Gleichzeitig mit Apple werden auch die vier großen Musikverlage Universal Music, Warner Music, EMI und SonyBMG vor die EU-Wettbewerbshüter zitiert. Sie alle stehen im Verdacht, gegen das EU-Wettbewerbsrecht zu verstoßen, da die Verträge zwischen Apple und den Plattenfirmen Online-Musikverkäufe einschränken.

So können etwa Anwender mit Wohnsitz in Großbritannien keine Titel aus iTunes-Shops anderer EU-Staaten kaufen. Außerdem variieren die Preise für die Musiktitel zwischen den einzelnen EU-Ländern.
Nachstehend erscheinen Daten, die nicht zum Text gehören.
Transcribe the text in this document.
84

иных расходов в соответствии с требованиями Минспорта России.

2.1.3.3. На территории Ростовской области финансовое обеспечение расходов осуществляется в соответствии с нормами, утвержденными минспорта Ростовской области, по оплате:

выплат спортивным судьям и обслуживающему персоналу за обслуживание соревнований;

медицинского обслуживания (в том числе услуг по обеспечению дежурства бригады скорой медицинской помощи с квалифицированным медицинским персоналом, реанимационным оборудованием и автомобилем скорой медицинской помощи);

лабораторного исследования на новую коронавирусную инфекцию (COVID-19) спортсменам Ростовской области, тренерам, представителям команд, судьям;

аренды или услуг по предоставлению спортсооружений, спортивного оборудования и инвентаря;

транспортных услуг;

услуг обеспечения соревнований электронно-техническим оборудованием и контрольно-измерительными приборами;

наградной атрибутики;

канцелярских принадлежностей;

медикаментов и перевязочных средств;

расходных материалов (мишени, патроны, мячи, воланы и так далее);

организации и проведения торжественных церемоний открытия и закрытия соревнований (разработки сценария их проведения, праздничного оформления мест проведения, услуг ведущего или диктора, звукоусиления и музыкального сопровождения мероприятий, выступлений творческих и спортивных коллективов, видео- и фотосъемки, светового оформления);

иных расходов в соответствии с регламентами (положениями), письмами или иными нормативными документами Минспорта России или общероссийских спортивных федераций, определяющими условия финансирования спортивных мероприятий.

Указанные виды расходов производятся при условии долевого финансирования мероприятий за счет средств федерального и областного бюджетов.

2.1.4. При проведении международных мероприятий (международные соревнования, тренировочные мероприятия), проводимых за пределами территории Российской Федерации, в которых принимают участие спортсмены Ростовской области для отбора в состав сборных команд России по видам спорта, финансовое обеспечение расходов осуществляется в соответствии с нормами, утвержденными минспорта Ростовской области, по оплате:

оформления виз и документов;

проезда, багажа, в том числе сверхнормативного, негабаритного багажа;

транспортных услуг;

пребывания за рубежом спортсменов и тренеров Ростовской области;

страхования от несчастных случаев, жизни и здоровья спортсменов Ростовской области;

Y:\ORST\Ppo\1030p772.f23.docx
Apple: Wir wollen ja eh, dürfen aber nicht…

In einer ersten Stellungnahme betonte Apple, dass man schon immer einen europäischen iTunes-Store mit einheitlichen Preisen betreiben wollte, jedoch hätten die Musiklabels darauf hingewiesen, dass es aus rechtlichen Gründen nicht durchsetzbar sei, Apple in diesem Fall die Rechte für den Vertrieb zu garantieren.

Das nun angestrebte EU-Verfahren geht auf eine Beschwerde der britischen Verbraucherschutzorganisation Which zurück, die darauf hinwies, dass Musik bei iTunes Großbritannien teurer sei als in anderen EU-Staaten.

Nach Erhalt des formalen Schreibens haben die Unternehmen zwei Monate Zeit, ihr Vorgehen schriftlich zu verteidigen. Sollte die EU-Kommission Apple oder die Musikverlage für schuldig befinden, drohen Geldstrafen, die bis zu zehn Prozent des weltweiten Konzernumsatzes betragen können.

Bereits gestern haben Apple und EMI Apple übrigens angekündigt, künftig auch DRM-freie (Digital Rights Management) Musiktitel zu verkaufen. Damit sollen die legal erworbenen Musiktitel dann auf unterschiedlichen Geräten abspielbar und zudem nicht kopiergeschützt sein.